[sdiy] Frequency counter
Roy J. Tellason
rtellason at blazenet.net
Sat Jan 29 20:54:08 CET 2005
On Saturday 29 January 2005 07:38 am, Mikael Mørup wrote:
> Hello group.
>
> After having spent a few days with my new (old) scope, i realize that i have
> caught the gear plauge.
Heh.
> Now i need (well at least want) a frequency counter.
That's the "nifty!" factor at work there.

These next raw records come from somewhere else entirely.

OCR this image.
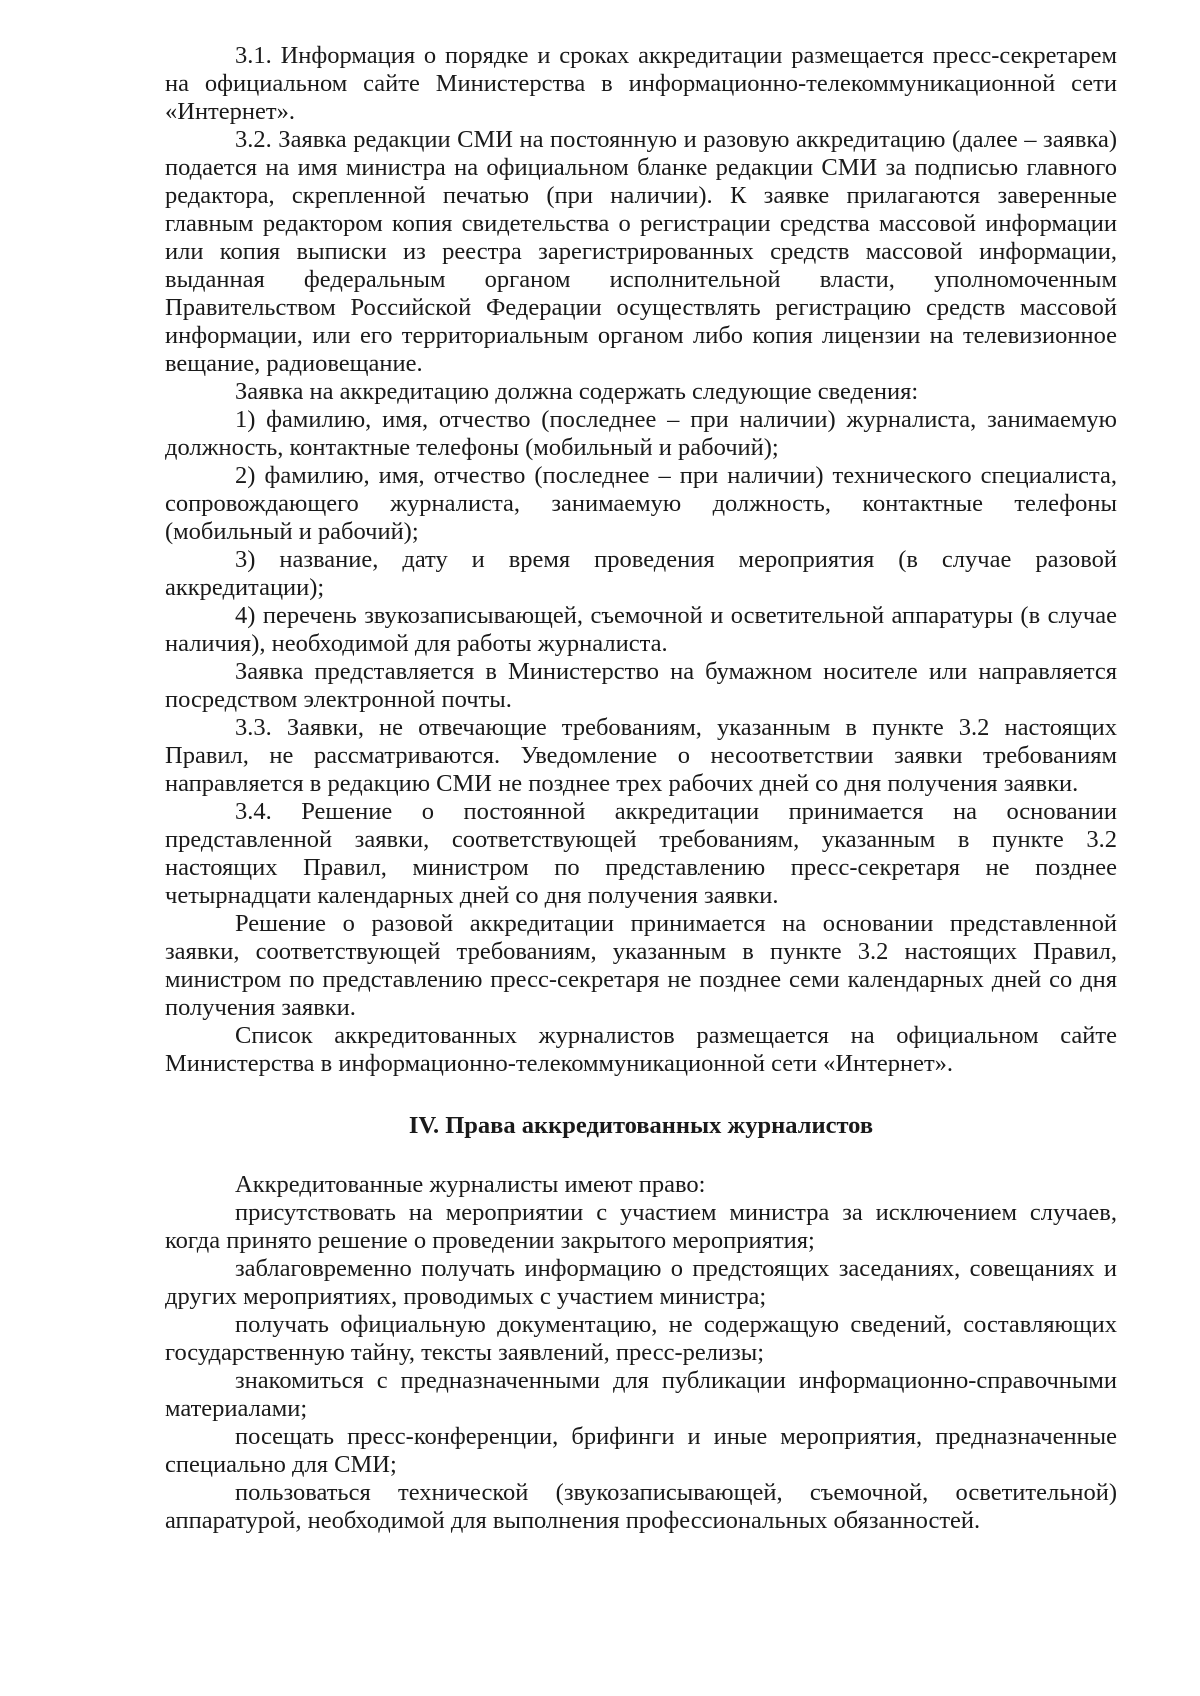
3.1. Информация о порядке и сроках аккредитации размещается пресс-секретарем на официальном сайте Министерства в информационно-телекоммуникационной сети «Интернет».

3.2. Заявка редакции СМИ на постоянную и разовую аккредитацию (далее – заявка) подается на имя министра на официальном бланке редакции СМИ за подписью главного редактора, скрепленной печатью (при наличии). К заявке прилагаются заверенные главным редактором копия свидетельства о регистрации средства массовой информации или копия выписки из реестра зарегистрированных средств массовой информации, выданная федеральным органом исполнительной власти, уполномоченным Правительством Российской Федерации осуществлять регистрацию средств массовой информации, или его территориальным органом либо копия лицензии на телевизионное вещание, радиовещание.

Заявка на аккредитацию должна содержать следующие сведения:

1) фамилию, имя, отчество (последнее – при наличии) журналиста, занимаемую должность, контактные телефоны (мобильный и рабочий);

2) фамилию, имя, отчество (последнее – при наличии) технического специалиста, сопровождающего журналиста, занимаемую должность, контактные телефоны (мобильный и рабочий);

3) название, дату и время проведения мероприятия (в случае разовой аккредитации);

4) перечень звукозаписывающей, съемочной и осветительной аппаратуры (в случае наличия), необходимой для работы журналиста.

Заявка представляется в Министерство на бумажном носителе или направляется посредством электронной почты.

3.3. Заявки, не отвечающие требованиям, указанным в пункте 3.2 настоящих Правил, не рассматриваются. Уведомление о несоответствии заявки требованиям направляется в редакцию СМИ не позднее трех рабочих дней со дня получения заявки.

3.4. Решение о постоянной аккредитации принимается на основании представленной заявки, соответствующей требованиям, указанным в пункте 3.2 настоящих Правил, министром по представлению пресс-секретаря не позднее четырнадцати календарных дней со дня получения заявки.

Решение о разовой аккредитации принимается на основании представленной заявки, соответствующей требованиям, указанным в пункте 3.2 настоящих Правил, министром по представлению пресс-секретаря не позднее семи календарных дней со дня получения заявки.

Список аккредитованных журналистов размещается на официальном сайте Министерства в информационно-телекоммуникационной сети «Интернет».

IV. Права аккредитованных журналистов

Аккредитованные журналисты имеют право:

присутствовать на мероприятии с участием министра за исключением случаев, когда принято решение о проведении закрытого мероприятия;

заблаговременно получать информацию о предстоящих заседаниях, совещаниях и других мероприятиях, проводимых с участием министра;

получать официальную документацию, не содержащую сведений, составляющих государственную тайну, тексты заявлений, пресс-релизы;

знакомиться с предназначенными для публикации информационно-справочными материалами;

посещать пресс-конференции, брифинги и иные мероприятия, предназначенные специально для СМИ;

пользоваться технической (звукозаписывающей, съемочной, осветительной) аппаратурой, необходимой для выполнения профессиональных обязанностей.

> What's the genereal concensus (asuming one exists) on frequency
> counters ?
For me, I have interests that have ranged rather wider than synth DIY, and
even still, I don't think that one would be all that useful. I do have some
of that capability built into my Tek scope. I've had some thoughts (years
ago now) of building one, but never followed through on that. Got a hold of
a homebrew one at one point, never followed through on getting that working,
either. I still have it someplace, dunno just where offhand. And the
prices of the original units are lower than they'd ever been, though I
haven't looked lately -- last one I remember hearing about was under $100 and
was kind of limited in terms of its maximum frequency range. Mostly
optimized for some kinds of radio work, I think, and RF is probably where
I'd see them getting the most use.
> Are the ones that are build into the better digital handheld Volt/Amp/Ohm
> meters good enough for synth DIY work ?
I haven't seen any of those myself. My meters don't even have capacitor
measurement built in. I hear that some of them are getting quite capable
these days.
> Do they have the required precision?
What _is_ the required precision?
> do they cover the low LFO range ?
You might run into a problem there -- accuracy is going to depend on how low
the frequency of interest is compared to your sampling interval. A one
second interval seems to be pretty common, and if your "low LFO range" is
less than one occurrence per second, it won't show up at all, or will only
show up as a bit of a bobble in the display's last digit. For something like
that what you probably want is an interval timer, instead.
> Does anybody know of a (free / shareware / cheap) software
> frequency counter that would be adequate for SDIY work ?
Using what as hardware?
> Or are a dedicated counter the only way to go ?
Depends on what you want to do with it, I guess.